6B_126/2026
Bundesgericht
Betrug bei der Pfändung; Verletzung des Grundsatzes in dubio pro reo
20. August
Sachverhalt
B.A.________ verkaufte 2015 seine Miteigentumshälfte an einer Liegenschaft an seine Ehefrau; der Kaufpreis von 440'000 Franken wurde auf ein iranisches Konto überwiesen. Anschliessend liessen die Ehegatten den Vorgang notariell als Schenkung erscheinen und verschwiegen ihn im späteren Konkursverfahren.
Erwägungen
• Die Anklage genügte, weil sie den verdeckten entgeltlichen Vermögenstransfer und die Verbringung der Gegenleistung ins Ausland hinreichend konkret beschrieb; die Abgrenzung zwischen effektiver und bloss fiktiver Vermögensminderung ist eine rechtliche Qualifikation.

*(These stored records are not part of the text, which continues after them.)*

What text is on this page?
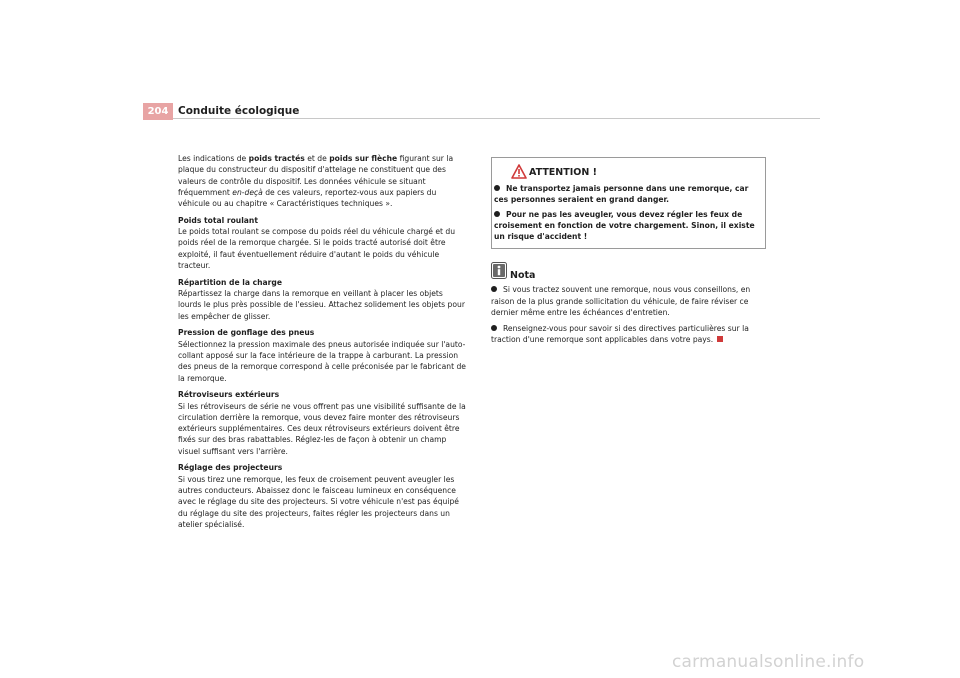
204 Conduite écologique

Les indications de poids tractés et de poids sur flèche figurant sur la plaque du constructeur du dispositif d'attelage ne constituent que des valeurs de contrôle du dispositif. Les données véhicule se situant fréquemment en-deçà de ces valeurs, reportez-vous aux papiers du véhicule ou au chapitre « Caractéristiques techniques ».

Poids total roulant

Le poids total roulant se compose du poids réel du véhicule chargé et du poids réel de la remorque chargée. Si le poids tracté autorisé doit être exploité, il faut éventuellement réduire d'autant le poids du véhicule tracteur.

Répartition de la charge

Répartissez la charge dans la remorque en veillant à placer les objets lourds le plus près possible de l'essieu. Attachez solidement les objets pour les empêcher de glisser.

Pression de gonflage des pneus

Sélectionnez la pression maximale des pneus autorisée indiquée sur l'auto-collant apposé sur la face intérieure de la trappe à carburant. La pression des pneus de la remorque correspond à celle préconisée par le fabricant de la remorque.

Rétroviseurs extérieurs

Si les rétroviseurs de série ne vous offrent pas une visibilité suffisante de la circulation derrière la remorque, vous devez faire monter des rétroviseurs extérieurs supplémentaires. Ces deux rétroviseurs extérieurs doivent être fixés sur des bras rabattables. Réglez-les de façon à obtenir un champ visuel suffisant vers l'arrière.

Réglage des projecteurs

Si vous tirez une remorque, les feux de croisement peuvent aveugler les autres conducteurs. Abaissez donc le faisceau lumineux en conséquence avec le réglage du site des projecteurs. Si votre véhicule n'est pas équipé du réglage du site des projecteurs, faites régler les projecteurs dans un atelier spécialisé.

ATTENTION !

Ne transportez jamais personne dans une remorque, car ces personnes seraient en grand danger.

Pour ne pas les aveugler, vous devez régler les feux de croisement en fonction de votre chargement. Sinon, il existe un risque d'accident !

Nota

Si vous tractez souvent une remorque, nous vous conseillons, en raison de la plus grande sollicitation du véhicule, de faire réviser ce dernier même entre les échéances d'entretien.

Renseignez-vous pour savoir si des directives particulières sur la traction d'une remorque sont applicables dans votre pays.

carmanualsonline.info
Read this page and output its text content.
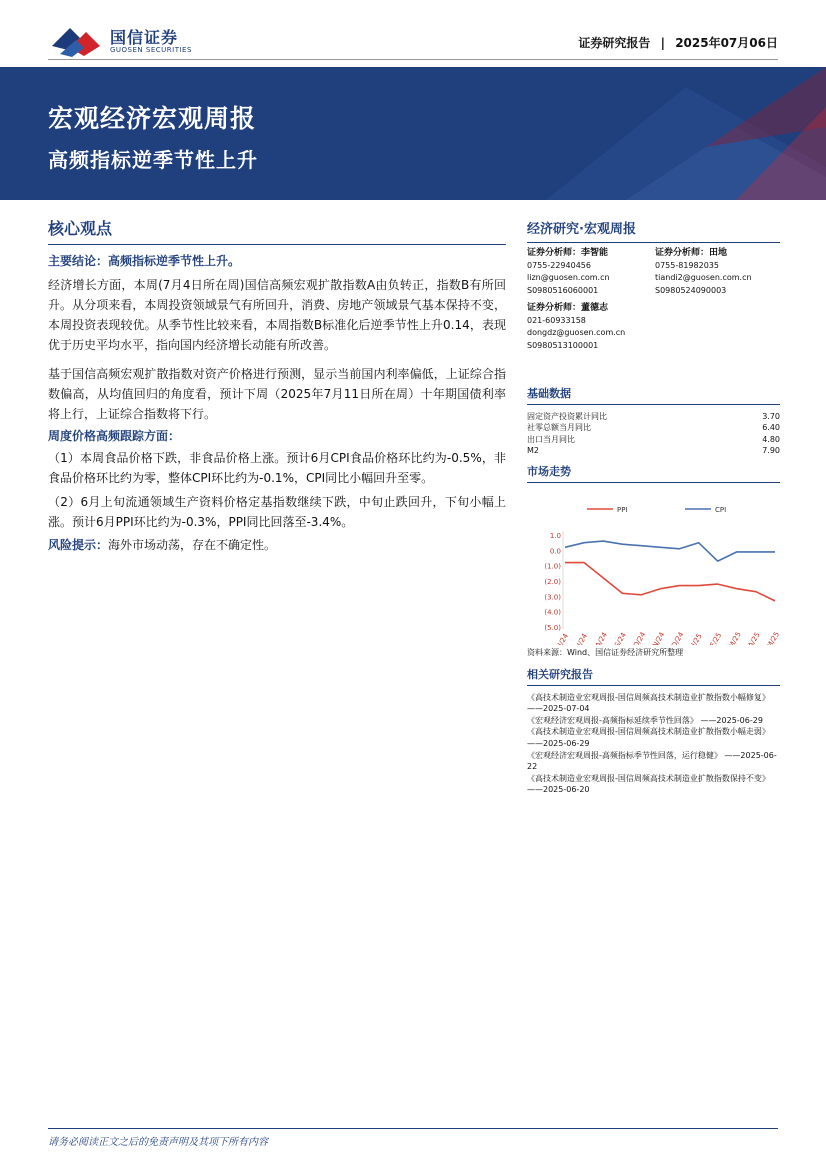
国信证券
GUOSEN SECURITIES	证券研究报告 | 2025年07月06日
宏观经济宏观周报
高频指标逆季节性上升
核心观点
主要结论：高频指标逆季节性上升。

经济增长方面，本周(7月4日所在周)国信高频宏观扩散指数A由负转正，指数B有所回升。从分项来看，本周投资领域景气有所回升，消费、房地产领域景气基本保持不变，本周投资表现较优。从季节性比较来看，本周指数B标准化后逆季节性上升0.14，表现优于历史平均水平，指向国内经济增长动能有所改善。

基于国信高频宏观扩散指数对资产价格进行预测，显示当前国内利率偏低，上证综合指数偏高，从均值回归的角度看，预计下周（2025年7月11日所在周）十年期国债利率将上行，上证综合指数将下行。

周度价格高频跟踪方面：

（1）本周食品价格下跌，非食品价格上涨。预计6月CPI食品价格环比约为-0.5%，非食品价格环比约为零，整体CPI环比约为-0.1%，CPI同比小幅回升至零。

（2）6月上旬流通领域生产资料价格定基指数继续下跌，中旬止跌回升，下旬小幅上涨。预计6月PPI环比约为-0.3%，PPI同比回落至-3.4%。

风险提示：海外市场动荡，存在不确定性。
经济研究·宏观周报
证券分析师：李智能
0755-22940456
lizn@guosen.com.cn
S0980516060001
证券分析师：田地
0755-81982035
tiandi2@guosen.com.cn
S0980524090003
证券分析师：董德志
021-60933158
dongdz@guosen.com.cn
S0980513100001
基础数据
固定资产投资累计同比	3.70
社零总额当月同比	6.40
出口当月同比	4.80
M2	7.90
市场走势
PPI	CPI
1.0
0.0
(1.0)
(2.0)
(3.0)
(4.0)
(5.0)
J/24 J/24 A/24 S/24 O/24 N/24 D/24 J/25 F/25 M/25 A/25 M/25
资料来源：Wind、国信证券经济研究所整理
相关研究报告
《高技术制造业宏观周报-国信周频高技术制造业扩散指数小幅修复》 ——2025-07-04
《宏观经济宏观周报-高频指标延续季节性回落》 ——2025-06-29
《高技术制造业宏观周报-国信周频高技术制造业扩散指数小幅走弱》 ——2025-06-29
《宏观经济宏观周报-高频指标季节性回落，运行稳健》 ——2025-06-22
《高技术制造业宏观周报-国信周频高技术制造业扩散指数保持不变》 ——2025-06-20
请务必阅读正文之后的免责声明及其项下所有内容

• Die Verheimlichung des Verkaufs, die Überweisung des Erlöses ins Ausland und die simulierte Schenkung belegen zumindest Eventualvorsatz und den Willen beziehungsweise die Inkaufnahme einer Schädigung der Gläubiger; weder bereits eingetretene Zahlungsunfähigkeit noch die spätere geopolitische Entwicklung Irans sind erforderlich.
Entscheid
Beide Beschwerden wurden abgewiesen, soweit darauf eingetreten wurde; die unentgeltliche Rechtspflege wurde B.A.________ verweigert.